Eu tinha acabado de receber a péssima notícia da minha
demissão, contenção de despesas, disse meu chefe. Agora eu caminhava pelo
calçadão de Copacabana, perdida em meus pensamentos. Como ajudar nas despesas
de casa? Pai, idoso aposentado, mãe dona de casa e um casal de irmãos
alienados. Há anos o meu salário tinha sido incorporado na renda familiar. Saía
pouco, de preferência para programas gratuitos, ou quase isso. Minha rotina se
resumia basicamente a: de casa para o trabalho e de lá pra faculdade e de volta
pra casa. Não podia me dar ao luxo de grandes diversões, shows, viagens ou
coisas de tipo.
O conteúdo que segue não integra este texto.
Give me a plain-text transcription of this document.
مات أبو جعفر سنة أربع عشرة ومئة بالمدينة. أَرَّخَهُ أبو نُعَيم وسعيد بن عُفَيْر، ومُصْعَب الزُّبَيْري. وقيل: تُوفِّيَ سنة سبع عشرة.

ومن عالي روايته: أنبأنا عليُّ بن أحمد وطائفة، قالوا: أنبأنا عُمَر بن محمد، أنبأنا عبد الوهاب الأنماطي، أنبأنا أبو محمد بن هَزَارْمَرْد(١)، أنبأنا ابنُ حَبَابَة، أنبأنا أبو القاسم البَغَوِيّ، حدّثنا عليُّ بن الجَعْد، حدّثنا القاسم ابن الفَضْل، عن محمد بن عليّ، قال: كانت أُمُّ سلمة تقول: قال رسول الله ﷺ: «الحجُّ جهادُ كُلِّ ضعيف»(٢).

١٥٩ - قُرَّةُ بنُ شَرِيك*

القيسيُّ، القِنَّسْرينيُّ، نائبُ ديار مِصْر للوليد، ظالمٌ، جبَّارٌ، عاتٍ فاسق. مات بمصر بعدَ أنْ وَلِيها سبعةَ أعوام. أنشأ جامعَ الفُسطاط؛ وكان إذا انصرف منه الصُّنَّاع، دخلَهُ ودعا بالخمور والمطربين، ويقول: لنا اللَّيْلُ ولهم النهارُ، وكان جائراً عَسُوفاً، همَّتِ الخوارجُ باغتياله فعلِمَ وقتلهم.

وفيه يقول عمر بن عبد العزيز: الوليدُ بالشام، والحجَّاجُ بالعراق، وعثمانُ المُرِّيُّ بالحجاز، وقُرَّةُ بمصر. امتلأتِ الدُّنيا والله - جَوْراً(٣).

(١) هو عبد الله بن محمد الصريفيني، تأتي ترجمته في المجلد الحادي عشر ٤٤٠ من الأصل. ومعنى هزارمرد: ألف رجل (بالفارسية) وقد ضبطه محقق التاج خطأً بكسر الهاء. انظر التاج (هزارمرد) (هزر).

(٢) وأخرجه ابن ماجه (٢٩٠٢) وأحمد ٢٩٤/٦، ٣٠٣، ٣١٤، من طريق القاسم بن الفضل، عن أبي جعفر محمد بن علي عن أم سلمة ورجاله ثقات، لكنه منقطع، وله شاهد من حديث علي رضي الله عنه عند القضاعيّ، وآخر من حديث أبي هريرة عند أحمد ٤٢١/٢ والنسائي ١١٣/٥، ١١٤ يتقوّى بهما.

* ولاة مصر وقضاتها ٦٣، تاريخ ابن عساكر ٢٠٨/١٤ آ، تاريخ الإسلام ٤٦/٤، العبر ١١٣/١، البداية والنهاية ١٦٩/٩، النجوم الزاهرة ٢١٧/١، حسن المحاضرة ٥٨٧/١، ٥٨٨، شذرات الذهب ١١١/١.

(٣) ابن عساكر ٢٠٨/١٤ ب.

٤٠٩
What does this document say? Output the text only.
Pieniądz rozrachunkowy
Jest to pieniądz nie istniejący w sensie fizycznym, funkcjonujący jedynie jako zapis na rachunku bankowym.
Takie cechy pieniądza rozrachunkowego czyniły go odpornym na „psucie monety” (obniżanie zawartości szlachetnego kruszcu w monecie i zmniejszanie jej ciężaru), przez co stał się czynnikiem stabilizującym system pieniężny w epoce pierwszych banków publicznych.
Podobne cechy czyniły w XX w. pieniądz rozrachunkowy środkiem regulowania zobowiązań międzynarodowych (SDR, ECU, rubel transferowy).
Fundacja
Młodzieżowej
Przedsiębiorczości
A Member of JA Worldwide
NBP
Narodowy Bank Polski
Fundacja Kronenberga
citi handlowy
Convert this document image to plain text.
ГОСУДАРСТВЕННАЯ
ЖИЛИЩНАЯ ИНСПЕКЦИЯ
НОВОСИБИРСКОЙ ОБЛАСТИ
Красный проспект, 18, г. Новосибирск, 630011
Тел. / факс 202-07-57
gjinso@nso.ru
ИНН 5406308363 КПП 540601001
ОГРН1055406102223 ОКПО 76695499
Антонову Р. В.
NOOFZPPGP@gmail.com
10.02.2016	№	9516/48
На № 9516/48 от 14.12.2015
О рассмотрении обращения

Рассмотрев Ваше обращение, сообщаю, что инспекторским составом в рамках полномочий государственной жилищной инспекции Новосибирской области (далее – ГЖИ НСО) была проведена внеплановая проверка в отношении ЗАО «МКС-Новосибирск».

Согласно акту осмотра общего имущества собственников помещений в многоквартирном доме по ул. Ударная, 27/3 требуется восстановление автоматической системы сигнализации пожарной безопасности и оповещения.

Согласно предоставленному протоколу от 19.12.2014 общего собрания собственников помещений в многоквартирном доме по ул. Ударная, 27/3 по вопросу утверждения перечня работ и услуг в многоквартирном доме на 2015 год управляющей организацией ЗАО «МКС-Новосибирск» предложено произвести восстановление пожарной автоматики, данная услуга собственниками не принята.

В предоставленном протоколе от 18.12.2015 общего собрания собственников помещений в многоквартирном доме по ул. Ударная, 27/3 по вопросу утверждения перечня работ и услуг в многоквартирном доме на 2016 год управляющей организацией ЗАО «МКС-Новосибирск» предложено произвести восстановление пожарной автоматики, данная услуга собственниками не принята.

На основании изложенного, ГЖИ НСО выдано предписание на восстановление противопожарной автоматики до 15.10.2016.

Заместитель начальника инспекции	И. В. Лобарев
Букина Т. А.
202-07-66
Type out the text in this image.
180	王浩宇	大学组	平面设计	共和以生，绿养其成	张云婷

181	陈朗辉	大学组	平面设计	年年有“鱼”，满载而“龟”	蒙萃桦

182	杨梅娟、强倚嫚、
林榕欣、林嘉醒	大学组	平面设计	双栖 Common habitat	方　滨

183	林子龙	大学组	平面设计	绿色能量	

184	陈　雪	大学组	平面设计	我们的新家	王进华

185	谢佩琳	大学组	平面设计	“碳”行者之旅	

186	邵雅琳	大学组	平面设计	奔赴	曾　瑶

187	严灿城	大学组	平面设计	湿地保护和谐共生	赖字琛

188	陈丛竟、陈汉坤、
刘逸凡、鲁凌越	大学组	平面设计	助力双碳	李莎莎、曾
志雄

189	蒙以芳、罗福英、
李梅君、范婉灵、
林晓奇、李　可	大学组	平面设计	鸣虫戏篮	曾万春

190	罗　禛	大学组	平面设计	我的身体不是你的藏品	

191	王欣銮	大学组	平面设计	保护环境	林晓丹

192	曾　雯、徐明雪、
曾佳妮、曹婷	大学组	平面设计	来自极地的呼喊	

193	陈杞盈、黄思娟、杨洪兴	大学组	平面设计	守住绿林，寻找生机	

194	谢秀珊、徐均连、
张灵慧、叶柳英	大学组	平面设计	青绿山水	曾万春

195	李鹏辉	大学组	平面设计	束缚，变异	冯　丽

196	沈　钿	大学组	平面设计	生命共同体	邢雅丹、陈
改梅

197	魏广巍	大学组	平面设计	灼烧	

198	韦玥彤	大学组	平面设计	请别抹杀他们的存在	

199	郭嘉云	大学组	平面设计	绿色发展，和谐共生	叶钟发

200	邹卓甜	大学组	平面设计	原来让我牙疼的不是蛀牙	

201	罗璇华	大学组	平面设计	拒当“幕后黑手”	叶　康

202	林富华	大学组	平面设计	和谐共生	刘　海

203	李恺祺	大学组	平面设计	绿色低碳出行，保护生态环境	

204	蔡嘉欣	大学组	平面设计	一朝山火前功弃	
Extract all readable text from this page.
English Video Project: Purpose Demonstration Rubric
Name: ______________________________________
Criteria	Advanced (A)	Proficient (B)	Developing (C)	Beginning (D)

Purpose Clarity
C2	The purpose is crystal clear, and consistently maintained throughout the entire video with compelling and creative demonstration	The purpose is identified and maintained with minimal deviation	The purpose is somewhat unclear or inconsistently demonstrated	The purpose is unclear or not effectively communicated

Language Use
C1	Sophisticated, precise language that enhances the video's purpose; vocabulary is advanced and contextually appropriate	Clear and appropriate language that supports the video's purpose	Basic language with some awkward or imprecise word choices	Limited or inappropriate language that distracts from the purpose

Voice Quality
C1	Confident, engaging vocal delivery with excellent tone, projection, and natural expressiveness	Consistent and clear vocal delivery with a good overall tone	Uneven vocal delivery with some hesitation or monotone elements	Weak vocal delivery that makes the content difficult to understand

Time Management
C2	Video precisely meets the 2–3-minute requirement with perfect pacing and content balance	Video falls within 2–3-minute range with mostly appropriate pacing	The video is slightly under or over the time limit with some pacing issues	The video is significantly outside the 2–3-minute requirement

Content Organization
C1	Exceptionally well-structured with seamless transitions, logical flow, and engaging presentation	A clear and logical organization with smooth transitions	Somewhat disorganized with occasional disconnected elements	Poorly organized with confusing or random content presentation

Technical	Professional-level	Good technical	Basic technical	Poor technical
A faculdade de comunicação era um sonho acalentado há muito
tempo que finalmente com quase 30 anos consegui realizar. Estudava a noite pois
foi o único período em que ofereciam bolsa de estudo. Uma bolsa de 100% sem a
qual eu simplesmente não conseguiria realizar meu sonho.
Absorta nas minhas preocupações
fui trazida ao mundo real de uma forma bastante agressiva. Um homem, com seus
50 anos (?) me segurara pelos braços e falava coisas desconexas. Um louco,
pensei. Ele me chamava por um nome, Virgínia.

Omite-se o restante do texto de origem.